Evaluation of surface treatment methods and their influence on the mechanical performance of hybrid metal-composite laminates

Fiber metal laminates (FMLs), which fuse the strengths of alloys and fiber-reinforced composites, find application in the aerospace and automobile sectors. Despite the benefits, functional performance depends on the quality of the bonding strength at the metal-composite interface. Therefore, in the present study, effect of mechanical abrasion (MA), nitric acid etching (NI), P2 etching (P2), sulfuric acid anodizing (SA), and electric discharge texturing (ED) surface treatments methods was evaluated by considering the surface morphology, roughness, wettability, and surface energy.

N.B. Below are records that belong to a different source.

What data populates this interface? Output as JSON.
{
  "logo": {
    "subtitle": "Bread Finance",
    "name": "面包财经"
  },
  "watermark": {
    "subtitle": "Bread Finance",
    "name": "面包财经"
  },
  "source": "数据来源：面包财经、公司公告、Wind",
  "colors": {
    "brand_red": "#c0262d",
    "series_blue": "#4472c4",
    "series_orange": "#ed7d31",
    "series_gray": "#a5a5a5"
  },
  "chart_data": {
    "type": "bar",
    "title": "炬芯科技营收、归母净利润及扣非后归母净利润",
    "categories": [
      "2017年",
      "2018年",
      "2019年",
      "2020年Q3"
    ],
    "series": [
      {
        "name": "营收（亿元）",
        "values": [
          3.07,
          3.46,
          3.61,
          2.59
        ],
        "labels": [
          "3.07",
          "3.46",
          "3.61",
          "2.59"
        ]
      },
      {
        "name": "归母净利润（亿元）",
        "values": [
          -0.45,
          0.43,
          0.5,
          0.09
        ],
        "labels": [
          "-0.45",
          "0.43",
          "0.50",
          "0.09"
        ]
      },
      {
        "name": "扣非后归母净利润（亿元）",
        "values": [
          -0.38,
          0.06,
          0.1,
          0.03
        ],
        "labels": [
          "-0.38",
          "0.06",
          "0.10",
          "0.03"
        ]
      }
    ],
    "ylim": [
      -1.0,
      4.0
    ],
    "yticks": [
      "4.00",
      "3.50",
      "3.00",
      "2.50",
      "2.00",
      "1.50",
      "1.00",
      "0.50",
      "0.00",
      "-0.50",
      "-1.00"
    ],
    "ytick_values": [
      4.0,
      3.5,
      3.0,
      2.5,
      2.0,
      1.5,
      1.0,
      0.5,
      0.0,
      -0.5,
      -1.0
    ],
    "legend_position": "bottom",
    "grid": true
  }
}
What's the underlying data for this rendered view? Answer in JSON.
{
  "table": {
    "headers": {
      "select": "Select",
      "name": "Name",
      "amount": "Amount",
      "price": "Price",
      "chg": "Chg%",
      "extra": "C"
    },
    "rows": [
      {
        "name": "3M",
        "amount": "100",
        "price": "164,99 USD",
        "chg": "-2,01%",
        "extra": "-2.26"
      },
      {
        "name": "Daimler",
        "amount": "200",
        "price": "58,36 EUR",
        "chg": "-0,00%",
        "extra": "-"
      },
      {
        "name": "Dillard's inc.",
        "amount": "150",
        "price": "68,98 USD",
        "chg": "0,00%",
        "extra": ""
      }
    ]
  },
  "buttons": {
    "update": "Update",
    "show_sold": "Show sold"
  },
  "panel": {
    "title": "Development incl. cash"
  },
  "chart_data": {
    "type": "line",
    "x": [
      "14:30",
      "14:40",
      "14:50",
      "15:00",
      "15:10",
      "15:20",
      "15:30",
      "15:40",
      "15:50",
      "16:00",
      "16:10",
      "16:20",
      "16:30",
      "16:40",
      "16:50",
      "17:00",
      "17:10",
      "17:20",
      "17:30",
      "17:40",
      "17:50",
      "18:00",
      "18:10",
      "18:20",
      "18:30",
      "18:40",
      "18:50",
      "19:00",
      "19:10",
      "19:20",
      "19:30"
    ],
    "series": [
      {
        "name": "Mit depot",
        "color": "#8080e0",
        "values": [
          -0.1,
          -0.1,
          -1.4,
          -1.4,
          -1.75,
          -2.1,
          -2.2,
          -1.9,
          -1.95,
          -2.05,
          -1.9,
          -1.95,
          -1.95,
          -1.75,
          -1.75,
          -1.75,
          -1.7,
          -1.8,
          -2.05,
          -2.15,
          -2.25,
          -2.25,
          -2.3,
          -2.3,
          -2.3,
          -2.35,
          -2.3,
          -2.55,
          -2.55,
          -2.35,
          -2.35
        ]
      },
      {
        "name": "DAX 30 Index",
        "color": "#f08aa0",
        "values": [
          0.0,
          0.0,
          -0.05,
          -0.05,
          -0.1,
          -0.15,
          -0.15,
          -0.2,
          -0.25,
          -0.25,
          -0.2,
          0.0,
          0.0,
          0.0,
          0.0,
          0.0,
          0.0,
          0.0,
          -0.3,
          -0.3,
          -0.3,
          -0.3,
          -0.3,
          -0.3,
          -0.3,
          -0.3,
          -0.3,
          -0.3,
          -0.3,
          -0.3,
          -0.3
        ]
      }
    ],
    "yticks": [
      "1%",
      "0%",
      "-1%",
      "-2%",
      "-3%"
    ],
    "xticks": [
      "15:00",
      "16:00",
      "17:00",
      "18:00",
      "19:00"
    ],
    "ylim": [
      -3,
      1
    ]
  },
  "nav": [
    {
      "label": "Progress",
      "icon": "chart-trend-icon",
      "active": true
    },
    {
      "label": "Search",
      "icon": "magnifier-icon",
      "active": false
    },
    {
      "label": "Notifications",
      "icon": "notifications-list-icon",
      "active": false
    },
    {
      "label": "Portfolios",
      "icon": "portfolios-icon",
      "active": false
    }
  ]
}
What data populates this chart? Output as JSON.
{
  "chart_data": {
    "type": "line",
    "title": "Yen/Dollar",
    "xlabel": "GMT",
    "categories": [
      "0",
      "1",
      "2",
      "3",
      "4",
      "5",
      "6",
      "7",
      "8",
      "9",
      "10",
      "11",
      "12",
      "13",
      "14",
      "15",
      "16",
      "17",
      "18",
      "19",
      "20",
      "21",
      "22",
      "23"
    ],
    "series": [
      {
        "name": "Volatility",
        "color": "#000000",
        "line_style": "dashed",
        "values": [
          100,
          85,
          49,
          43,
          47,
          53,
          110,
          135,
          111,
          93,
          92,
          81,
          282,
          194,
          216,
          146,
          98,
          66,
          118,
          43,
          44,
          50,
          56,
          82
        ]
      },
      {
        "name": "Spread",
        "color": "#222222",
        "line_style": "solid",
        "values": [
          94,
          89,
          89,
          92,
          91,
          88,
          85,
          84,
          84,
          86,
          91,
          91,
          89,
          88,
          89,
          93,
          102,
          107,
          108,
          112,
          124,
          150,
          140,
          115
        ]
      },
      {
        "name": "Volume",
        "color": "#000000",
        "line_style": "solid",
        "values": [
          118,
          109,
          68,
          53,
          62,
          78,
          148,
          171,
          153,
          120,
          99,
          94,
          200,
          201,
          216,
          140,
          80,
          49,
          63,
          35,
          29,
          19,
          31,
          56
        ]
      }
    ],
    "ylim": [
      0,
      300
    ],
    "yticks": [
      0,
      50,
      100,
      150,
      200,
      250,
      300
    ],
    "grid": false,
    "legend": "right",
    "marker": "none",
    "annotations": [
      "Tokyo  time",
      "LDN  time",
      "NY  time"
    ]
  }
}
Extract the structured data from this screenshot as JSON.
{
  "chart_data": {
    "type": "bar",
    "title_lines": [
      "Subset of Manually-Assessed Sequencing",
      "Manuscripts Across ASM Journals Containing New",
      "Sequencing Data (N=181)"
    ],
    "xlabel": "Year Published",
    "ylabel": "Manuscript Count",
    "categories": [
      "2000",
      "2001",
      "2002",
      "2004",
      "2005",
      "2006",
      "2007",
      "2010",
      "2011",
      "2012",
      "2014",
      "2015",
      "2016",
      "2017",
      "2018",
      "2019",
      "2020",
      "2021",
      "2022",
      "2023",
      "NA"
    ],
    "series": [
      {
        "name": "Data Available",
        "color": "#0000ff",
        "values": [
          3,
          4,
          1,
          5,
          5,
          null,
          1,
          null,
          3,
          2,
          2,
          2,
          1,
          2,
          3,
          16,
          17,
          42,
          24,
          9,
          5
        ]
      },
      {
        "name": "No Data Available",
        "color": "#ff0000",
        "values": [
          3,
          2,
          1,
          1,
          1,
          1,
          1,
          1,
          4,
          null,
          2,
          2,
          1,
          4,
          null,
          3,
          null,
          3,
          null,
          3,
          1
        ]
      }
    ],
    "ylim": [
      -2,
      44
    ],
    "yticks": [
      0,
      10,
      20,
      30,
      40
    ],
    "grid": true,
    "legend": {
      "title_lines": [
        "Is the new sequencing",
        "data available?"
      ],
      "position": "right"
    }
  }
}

Furthermore, the impact of surface treatment methods on the tensile and flexural behavior of Carbon Reinforced Aluminum Laminate (CARALL) fabricated using the treated aluminum substrate was studied and compared with untreated laminates. The results showed that all treatment methods increased the surface roughness of the aluminum substrate. MA and ED treatments imparted higher surface roughness (0.95 and 1.85 μm), with the surface displaying hydrophobic behavior, while chemical and SA treatments increased the surface energy (39.1 MJ m⁻², 45.2 MJ m⁻², and 60.1 MJ m⁻²) and produced surfaces exhibiting hydrophilic behavior. Surface treatments helped improve the ultimate tensile strength of CARALL laminates. The highest improvement, 61%, was achieved using SA treatment (921.43 MPa), while MA resulted in a modest 38% improvement (789.82 MPa). SA treatment increased the elastic modulus and toughness by 188% and 82% in comparison to the untreated specimens. A similar increase in flexural strength was noted, with a 35% increase in the case of MA and a maximum 104% increment from SA, as against untreated ones. Flexural modulus and toughness of 88.05 GPa and 32.39 MJ m⁻³ was attained with the help of SA treatment. Delamination was observed during the plastic deformation stage under the tensile loading conditions. However, delamination occurred during the end stages of failure under flexural loading, indicating a higher delamination resistance offering by CARALL with flexural loading conditions.